Last year, more than 190 festivals signed up to a pledge to achieve a 50/50 gender balance by 2020.
Seven months on, and the scheme is being extended into more venues, labels, orchestras and concert halls.
Vanessa Reed is the founder of Keychange and the CEO of the PRS Foundation, who fund musicians and emerging talent.
She was also named the third most powerful woman in the music industry by Radio 4’s Woman’s Hour programme, just behind Beyonce and Taylor Swift.
“We’re opening up the pledge because we recognise the gender gap is an industry wide problem, it is not just about festivals,” Vanessa told Radio 1 Newsbeat.
“We need to see a more balanced workforce.
“We know that it actually puts emerging female artists off if they are only being presented with men in the recording studio or men on the other side of the table when they are signing a record deal.

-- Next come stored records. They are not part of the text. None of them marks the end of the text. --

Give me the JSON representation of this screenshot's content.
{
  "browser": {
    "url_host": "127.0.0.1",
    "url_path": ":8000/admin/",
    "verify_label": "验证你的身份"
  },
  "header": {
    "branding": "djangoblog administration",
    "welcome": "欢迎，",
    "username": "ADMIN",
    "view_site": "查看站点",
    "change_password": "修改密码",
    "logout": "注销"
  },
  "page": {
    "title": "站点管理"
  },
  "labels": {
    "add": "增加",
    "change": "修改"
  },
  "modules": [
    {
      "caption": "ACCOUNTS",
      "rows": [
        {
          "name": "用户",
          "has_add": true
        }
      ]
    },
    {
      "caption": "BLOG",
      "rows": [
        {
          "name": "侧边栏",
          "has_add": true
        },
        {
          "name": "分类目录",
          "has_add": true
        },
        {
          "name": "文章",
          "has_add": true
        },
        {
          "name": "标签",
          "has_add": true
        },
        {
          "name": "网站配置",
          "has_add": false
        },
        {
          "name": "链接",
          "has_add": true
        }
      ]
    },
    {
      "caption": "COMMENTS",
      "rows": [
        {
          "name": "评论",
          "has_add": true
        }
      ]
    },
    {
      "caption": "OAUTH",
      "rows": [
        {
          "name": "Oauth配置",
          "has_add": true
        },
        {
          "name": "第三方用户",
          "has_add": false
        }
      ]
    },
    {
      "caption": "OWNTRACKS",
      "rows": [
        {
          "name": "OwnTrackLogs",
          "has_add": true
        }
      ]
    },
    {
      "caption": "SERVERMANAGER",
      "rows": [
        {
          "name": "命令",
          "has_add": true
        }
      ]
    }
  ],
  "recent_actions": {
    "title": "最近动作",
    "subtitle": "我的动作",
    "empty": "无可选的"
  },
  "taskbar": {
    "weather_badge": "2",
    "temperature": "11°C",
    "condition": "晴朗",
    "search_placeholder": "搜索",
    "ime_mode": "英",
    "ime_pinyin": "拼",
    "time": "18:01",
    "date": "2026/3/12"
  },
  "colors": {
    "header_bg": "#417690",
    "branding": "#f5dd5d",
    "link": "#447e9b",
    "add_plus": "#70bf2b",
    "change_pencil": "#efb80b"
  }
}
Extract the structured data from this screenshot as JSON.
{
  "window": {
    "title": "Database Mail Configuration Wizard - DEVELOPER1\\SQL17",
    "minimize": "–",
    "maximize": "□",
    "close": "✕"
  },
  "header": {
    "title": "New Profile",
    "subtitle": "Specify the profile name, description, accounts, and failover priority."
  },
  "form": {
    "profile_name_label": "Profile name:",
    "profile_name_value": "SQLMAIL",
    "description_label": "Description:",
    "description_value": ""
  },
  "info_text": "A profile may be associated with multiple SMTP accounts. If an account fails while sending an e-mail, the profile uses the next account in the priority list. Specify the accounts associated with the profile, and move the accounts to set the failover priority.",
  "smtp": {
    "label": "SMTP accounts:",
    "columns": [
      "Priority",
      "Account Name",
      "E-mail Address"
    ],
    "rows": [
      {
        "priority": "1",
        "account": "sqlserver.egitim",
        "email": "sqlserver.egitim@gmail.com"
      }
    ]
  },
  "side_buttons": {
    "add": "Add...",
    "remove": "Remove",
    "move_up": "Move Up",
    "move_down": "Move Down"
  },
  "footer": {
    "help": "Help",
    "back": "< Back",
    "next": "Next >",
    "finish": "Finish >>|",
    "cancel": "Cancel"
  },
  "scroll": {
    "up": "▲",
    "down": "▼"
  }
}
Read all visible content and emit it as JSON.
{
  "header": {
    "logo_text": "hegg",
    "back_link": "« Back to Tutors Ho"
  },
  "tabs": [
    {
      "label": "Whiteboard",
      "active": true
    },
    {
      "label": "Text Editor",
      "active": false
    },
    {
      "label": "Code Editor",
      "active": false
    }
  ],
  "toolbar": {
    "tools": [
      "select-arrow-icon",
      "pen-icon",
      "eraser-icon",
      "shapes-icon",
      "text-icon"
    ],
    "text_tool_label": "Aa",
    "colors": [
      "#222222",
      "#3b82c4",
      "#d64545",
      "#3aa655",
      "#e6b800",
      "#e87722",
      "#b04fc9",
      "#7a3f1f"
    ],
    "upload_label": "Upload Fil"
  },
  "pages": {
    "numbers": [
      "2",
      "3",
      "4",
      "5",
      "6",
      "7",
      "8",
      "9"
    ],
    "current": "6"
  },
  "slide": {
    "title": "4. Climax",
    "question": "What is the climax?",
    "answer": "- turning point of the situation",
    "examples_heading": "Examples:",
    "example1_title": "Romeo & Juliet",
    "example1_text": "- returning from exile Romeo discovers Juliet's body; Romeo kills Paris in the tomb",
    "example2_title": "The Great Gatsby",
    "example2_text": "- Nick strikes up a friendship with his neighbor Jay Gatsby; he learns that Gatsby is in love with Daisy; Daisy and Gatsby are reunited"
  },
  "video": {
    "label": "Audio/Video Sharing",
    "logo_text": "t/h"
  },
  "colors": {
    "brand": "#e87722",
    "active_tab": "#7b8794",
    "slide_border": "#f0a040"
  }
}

“Let’s not forget the fact that in the recording industry only 15% of labels are majority owned by females and there are virtually no women in the recording studio.”
She says festival and venue stages have to reflect the audiences.
“Otherwise we are just continuing to perpetuate a society in which only white middle class men have a say.
“We have got to a point now where everyone knows the value of diversity when it comes to any business success.
“In terms of recruiting new staff we know that people are looking at the values of a company now when they apply for jobs.”
Sixty organisations have signed up to Keychange including the Royal Opera House, English National Opera, Bella Union record label and the EartH music venue in east London.
“There has been a tradition of commissioning more male composers than female in the classical world,” she explains.
“That is why we have encouraged orchestras, labels publishers, venues, concert halls to sign up.”
She says it is all about making sure younger women can see it is possible to be a producer, label manager or headline a festival.
“I think we just need to really consciously shift those stereotypes that are restricting the way that both young girls and boys see their futures.
“This of course it is not specific to music.
“There are these deeply embedded prejudices that we need to get rid of because we are all talented, it is about opportunity, it is the opportunity that isn’t everywhere the talent is.”
The scheme has been met with some resistance in the industry from those who believe it is an impossible task. One argument is that if there isn’t enough female talent to chose from.
“I think we all need to work together and say there are loads of talented women who deserve exposure, deserve jobs or deserve slots on line ups,” she says.
“We just need to rethink the way we recruit people and the way we decide on which talent we are going to put on which stages.”